SolrXML Connector and Datasource Configuration

The SolrXML connector indexes XML files formatted according to Solr’s XML structure. It is not a generic XML file crawler; it can only index SolrXML-formatted documents.

Per the Solr standard, all XML files must include the <add> tag in order for the documents to be added to the Fusion index.

The SolrXML Format

As described in the Solr Reference Guide section on using Solr’s updateHandlers, an XML document formatted for Solr must conform to a very specific structure. There are three general elements that are used:

  • <add> introduces one or more documents to be added to the index.

  • <doc> introduces the fields that make up a single document.

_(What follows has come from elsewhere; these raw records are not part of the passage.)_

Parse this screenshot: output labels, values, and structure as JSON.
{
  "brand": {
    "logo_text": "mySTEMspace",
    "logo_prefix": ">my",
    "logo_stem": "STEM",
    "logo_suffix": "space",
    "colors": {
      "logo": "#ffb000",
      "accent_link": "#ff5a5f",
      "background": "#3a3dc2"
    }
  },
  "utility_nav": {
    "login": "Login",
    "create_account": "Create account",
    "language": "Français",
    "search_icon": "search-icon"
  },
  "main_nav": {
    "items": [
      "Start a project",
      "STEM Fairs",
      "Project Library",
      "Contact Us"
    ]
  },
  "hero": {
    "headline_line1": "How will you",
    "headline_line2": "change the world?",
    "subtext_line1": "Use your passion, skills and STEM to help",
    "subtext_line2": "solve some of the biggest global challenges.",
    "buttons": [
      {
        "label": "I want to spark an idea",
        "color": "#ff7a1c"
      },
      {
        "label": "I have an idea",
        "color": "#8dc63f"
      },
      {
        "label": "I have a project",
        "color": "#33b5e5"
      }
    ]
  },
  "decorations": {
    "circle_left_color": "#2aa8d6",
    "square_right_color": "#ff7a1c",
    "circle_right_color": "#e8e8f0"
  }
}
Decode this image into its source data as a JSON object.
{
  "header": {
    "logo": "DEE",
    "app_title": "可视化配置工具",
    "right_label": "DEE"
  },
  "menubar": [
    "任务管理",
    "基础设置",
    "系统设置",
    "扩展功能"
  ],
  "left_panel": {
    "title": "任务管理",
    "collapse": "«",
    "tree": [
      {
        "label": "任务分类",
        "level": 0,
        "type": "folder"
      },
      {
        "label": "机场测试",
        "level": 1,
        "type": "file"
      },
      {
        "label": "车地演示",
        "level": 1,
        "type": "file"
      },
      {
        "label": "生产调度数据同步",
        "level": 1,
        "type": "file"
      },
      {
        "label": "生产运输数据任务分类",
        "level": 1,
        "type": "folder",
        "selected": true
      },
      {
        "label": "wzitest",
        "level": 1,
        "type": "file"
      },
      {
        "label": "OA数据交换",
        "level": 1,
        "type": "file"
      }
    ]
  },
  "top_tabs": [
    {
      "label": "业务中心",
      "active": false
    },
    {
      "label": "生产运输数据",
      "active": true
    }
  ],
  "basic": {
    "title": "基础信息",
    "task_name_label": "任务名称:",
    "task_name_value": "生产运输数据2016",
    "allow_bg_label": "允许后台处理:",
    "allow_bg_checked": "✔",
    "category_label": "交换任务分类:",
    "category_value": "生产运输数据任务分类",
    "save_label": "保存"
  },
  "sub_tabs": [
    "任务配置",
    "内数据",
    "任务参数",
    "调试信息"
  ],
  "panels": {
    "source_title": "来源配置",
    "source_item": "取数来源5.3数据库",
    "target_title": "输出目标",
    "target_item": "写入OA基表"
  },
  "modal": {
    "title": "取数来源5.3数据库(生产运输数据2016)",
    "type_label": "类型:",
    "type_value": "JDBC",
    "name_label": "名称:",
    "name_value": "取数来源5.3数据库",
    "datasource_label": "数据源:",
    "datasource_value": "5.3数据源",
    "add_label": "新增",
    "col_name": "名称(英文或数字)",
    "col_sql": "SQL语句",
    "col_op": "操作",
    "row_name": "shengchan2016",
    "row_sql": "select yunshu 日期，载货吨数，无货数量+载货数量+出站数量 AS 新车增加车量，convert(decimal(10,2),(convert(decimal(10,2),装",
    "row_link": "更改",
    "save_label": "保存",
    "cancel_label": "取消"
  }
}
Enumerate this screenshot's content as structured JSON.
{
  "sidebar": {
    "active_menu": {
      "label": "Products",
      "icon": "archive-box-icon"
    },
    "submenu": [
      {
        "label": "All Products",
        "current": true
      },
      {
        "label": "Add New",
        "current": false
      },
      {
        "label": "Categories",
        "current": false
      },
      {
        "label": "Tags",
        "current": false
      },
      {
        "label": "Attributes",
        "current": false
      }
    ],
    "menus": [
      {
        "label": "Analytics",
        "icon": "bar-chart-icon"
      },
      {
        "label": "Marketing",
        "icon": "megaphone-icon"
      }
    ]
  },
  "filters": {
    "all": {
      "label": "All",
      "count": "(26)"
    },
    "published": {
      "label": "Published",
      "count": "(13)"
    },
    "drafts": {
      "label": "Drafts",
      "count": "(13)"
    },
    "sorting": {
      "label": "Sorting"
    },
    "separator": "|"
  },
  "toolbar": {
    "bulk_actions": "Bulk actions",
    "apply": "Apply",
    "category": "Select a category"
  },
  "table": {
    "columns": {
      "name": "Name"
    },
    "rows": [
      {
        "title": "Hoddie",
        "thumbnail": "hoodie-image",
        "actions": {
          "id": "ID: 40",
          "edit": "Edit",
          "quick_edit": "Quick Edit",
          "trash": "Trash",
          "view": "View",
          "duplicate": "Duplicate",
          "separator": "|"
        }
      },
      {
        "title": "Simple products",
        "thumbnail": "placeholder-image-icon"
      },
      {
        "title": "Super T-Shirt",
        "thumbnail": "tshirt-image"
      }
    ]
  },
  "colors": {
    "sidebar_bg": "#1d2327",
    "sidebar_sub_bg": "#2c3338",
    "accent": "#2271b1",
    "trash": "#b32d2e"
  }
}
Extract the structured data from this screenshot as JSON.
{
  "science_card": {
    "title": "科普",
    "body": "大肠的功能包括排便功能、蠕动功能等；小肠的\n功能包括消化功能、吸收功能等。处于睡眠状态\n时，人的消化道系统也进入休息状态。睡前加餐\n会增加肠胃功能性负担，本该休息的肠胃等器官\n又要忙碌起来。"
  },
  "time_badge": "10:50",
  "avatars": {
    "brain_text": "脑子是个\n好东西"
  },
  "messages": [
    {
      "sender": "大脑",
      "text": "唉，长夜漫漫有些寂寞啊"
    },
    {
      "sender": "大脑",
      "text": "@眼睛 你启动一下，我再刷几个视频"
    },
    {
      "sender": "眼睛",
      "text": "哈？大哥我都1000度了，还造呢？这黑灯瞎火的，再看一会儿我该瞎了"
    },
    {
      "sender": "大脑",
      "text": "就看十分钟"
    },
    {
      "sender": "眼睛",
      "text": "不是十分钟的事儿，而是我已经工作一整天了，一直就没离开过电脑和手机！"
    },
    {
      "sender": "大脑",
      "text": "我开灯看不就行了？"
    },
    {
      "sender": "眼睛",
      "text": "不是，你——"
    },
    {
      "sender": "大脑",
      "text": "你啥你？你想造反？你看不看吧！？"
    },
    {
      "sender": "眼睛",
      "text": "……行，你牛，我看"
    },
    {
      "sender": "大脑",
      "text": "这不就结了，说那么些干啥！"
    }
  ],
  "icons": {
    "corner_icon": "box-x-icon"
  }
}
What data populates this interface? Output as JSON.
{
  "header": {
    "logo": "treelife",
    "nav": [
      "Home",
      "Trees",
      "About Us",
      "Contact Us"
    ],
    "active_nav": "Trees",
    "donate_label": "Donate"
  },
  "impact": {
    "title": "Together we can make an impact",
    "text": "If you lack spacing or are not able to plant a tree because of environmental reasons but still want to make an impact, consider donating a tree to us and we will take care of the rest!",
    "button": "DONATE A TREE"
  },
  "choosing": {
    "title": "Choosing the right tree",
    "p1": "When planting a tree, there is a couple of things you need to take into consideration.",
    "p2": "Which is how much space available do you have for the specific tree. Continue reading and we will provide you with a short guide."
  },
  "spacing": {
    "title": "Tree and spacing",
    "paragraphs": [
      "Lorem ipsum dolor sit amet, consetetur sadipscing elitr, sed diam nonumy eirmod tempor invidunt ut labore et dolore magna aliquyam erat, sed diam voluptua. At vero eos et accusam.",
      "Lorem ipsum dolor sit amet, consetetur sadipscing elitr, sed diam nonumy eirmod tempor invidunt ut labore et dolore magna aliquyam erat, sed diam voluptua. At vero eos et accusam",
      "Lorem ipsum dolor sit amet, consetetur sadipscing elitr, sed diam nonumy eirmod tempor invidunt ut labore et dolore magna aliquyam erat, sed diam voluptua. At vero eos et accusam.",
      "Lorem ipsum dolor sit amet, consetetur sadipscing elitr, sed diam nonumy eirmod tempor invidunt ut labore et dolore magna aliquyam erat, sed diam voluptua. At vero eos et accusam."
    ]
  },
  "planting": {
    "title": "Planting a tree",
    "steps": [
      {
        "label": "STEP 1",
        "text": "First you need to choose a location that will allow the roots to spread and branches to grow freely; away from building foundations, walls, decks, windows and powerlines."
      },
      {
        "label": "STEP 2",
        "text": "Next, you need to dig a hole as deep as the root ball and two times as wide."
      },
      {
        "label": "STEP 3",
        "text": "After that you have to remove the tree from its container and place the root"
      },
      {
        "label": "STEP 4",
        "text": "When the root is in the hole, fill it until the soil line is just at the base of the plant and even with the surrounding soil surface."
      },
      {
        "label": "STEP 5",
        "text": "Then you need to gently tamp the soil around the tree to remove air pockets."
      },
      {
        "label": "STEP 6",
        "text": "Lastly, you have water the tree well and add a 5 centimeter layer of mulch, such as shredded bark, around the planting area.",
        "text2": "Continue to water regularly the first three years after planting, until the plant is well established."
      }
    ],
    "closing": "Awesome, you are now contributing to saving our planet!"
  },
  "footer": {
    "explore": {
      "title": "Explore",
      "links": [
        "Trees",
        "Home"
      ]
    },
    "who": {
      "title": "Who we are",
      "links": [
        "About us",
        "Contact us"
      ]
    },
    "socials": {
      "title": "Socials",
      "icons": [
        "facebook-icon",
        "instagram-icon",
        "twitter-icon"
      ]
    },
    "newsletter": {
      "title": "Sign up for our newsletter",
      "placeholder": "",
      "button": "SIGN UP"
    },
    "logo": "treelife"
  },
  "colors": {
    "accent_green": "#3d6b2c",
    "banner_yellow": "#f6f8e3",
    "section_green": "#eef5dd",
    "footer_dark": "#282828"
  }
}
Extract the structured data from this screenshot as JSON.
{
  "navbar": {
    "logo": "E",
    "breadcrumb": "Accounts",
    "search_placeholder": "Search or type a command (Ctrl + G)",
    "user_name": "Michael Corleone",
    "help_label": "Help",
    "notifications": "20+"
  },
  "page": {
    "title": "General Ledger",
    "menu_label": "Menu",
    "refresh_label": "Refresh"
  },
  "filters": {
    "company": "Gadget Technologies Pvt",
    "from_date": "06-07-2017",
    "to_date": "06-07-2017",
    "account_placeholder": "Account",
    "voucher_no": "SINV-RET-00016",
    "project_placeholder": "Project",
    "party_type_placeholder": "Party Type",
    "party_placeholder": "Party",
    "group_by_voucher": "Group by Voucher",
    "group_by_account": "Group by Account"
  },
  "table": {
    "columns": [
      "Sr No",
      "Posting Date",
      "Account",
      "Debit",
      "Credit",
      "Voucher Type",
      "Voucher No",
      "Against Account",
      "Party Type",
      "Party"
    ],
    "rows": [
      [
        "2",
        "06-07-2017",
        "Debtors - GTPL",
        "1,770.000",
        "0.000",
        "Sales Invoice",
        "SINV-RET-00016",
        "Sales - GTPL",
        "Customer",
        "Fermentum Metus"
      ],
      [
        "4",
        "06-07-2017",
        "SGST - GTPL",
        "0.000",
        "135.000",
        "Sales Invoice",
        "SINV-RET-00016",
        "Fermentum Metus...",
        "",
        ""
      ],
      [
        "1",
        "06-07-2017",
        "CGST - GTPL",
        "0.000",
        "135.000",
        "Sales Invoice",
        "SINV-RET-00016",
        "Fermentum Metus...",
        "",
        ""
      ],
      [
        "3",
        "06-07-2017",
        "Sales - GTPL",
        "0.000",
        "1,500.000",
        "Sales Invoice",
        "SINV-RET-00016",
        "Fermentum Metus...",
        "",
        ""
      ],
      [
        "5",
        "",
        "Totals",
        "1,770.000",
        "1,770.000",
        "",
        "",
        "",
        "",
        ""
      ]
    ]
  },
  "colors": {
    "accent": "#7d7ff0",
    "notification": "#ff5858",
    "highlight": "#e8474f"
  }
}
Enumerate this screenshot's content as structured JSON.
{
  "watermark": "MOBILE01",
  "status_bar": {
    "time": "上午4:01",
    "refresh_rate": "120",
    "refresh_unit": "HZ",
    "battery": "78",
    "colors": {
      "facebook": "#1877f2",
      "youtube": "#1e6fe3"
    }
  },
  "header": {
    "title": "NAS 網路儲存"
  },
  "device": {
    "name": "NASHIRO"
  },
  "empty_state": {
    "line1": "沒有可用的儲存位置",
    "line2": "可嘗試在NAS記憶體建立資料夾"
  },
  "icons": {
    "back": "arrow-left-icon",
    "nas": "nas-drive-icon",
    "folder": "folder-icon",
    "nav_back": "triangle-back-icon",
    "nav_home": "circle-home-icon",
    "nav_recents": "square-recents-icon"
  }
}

  • <field> defines the content for each field of the document.

For example, this is very simple XML including only one document:

<add>
  <doc>
   <field name="id">doc1</field>
   <field name="title">My Solr Document</field>
   <field name="body">This is the body of my document.</field>
  </doc>
</add>

The fields can be any field that is defined in your schema, or you can use dynamic field rules to create fields during indexing.

The elements can take some attributes to define document overwrites, commit rules and field or document boosts. See the Solr Reference Guide section on XML-formatted updates for more details.

Configuration

Tip
When entering configuration values in the UI, use unescaped characters, such as \t for the tab character. When entering configuration values in the API, use escaped characters, such as \\t for the tab character.